Gorbaçov başından beri sürekli koşuşturan bir insandı. Son derece verimsiz işleyen ve artık durgun olan devlet ekonomisinde reformlara koyuldu; glasnost (açıklık) ve perestroika (yeniden yapılanma) politikaları 6 yıllık yönetiminin temel dayanağı oldu. Sovyet ekonomisinin gerçekte iflas ettiğini ve kapitalist Batının yeni teknolojide Sovyetlerin çok önüne geçtiğini anlayan Gorbaçov, Batıyla girişilen ve büyük paralara mal olan silahlanma yarışına artık son verilmesi gerektiğini tartışma aldı.

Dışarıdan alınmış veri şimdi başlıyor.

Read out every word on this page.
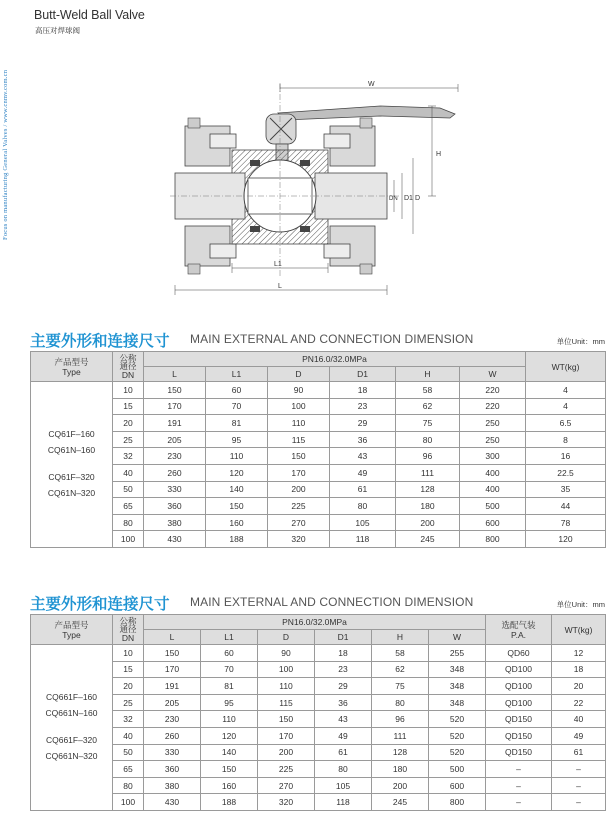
Focus on manufacturing General Valves / www.cnmv.com.cn
Butt-Weld Ball Valve
高压对焊球阀
W
H
D
D1
DN
L1
L
主要外形和连接尺寸 MAIN EXTERNAL AND CONNECTION DIMENSION	单位Unit：mm
产品型号
Type	公称
通径
DN	PN16.0/32.0MPa						WT(kg)
		L	L1	D	D1	H	W	

CQ61F–160
CQ61N–160
CQ61F–320
CQ61N–320	10	150	60	90	18	58	220	4
	15	170	70	100	23	62	220	4
	20	191	81	110	29	75	250	6.5
	25	205	95	115	36	80	250	8
	32	230	110	150	43	96	300	16
	40	260	120	170	49	111	400	22.5
	50	330	140	200	61	128	400	35
	65	360	150	225	80	180	500	44
	80	380	160	270	105	200	600	78
	100	430	188	320	118	245	800	120
主要外形和连接尺寸 MAIN EXTERNAL AND CONNECTION DIMENSION	单位Unit：mm
产品型号
Type	公称
通径
DN	PN16.0/32.0MPa						选配气装
P.A.	WT(kg)
		L	L1	D	D1	H	W		

CQ661F–160
CQ661N–160
CQ661F–320
CQ661N–320	10	150	60	90	18	58	255	QD60	12
	15	170	70	100	23	62	348	QD100	18
	20	191	81	110	29	75	348	QD100	20
	25	205	95	115	36	80	348	QD100	22
	32	230	110	150	43	96	520	QD150	40
	40	260	120	170	49	111	520	QD150	49
	50	330	140	200	61	128	520	QD150	61
	65	360	150	225	80	180	500	–	–
	80	380	160	270	105	200	600	–	–
	100	430	188	320	118	245	800	–	–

Bir diktatörlük için en tehlikeli anın liberalleşmeye başladığı an olduğu söylenir; Gorbaçov da vakit geçmeden kendini, serbest basın, seçimler ve piyasa ekonomisindeki reformlar yüzünden ayrıcalıklarının tehdit altında olduğunu gören parti kurumuyla, tek partili devletten ve güdümlü ekonomiden bir kerede kurtulmak isteyen radikaller arasında buldu.            Gorbaçov, yeni kısmen seçilmiş bir parlamento olan Milletvekilleri Meclisini kurdu ve 1989’da kendisi usulüne uygun olarak başkan seçildi. Fakat hiçbir zaman ekonomiyi tamamen devlet kontrolünden kurtarmaya teşebbüs etmedi; az daha karışıklık ve kaos ortamında kendi ülkesinde kontrolünü kaybediyordu. Baltıklarda ve diğer Sovyet cumhuriyetlerinde milliyetçilik hareketlerini serbest bıraktı; daha sonra bunların engellenemeyeceği kanıtlanmış oldu. Birleşik Devletlerle silahların denetiminin görüşüldüğü yeni antlaşmalarda ve Sovyet birliklerinin Afganistan’dan çekilmesinde gösterdiği başarı, Asya’nın eski komünist ülkeleriyle Doğu Avrupa’nın barışçı yollarla ayrılmasını ve Almanya’nın yeniden birleşmesini sağladı. Bütün bu gelişmeler Batıda yeni bir çağın başlangıcı olarak memnuniyetle karşılandı. Kendi ülkesinde ise, tutucu Komünistler bütün bunları birer ihanet olarak gördü.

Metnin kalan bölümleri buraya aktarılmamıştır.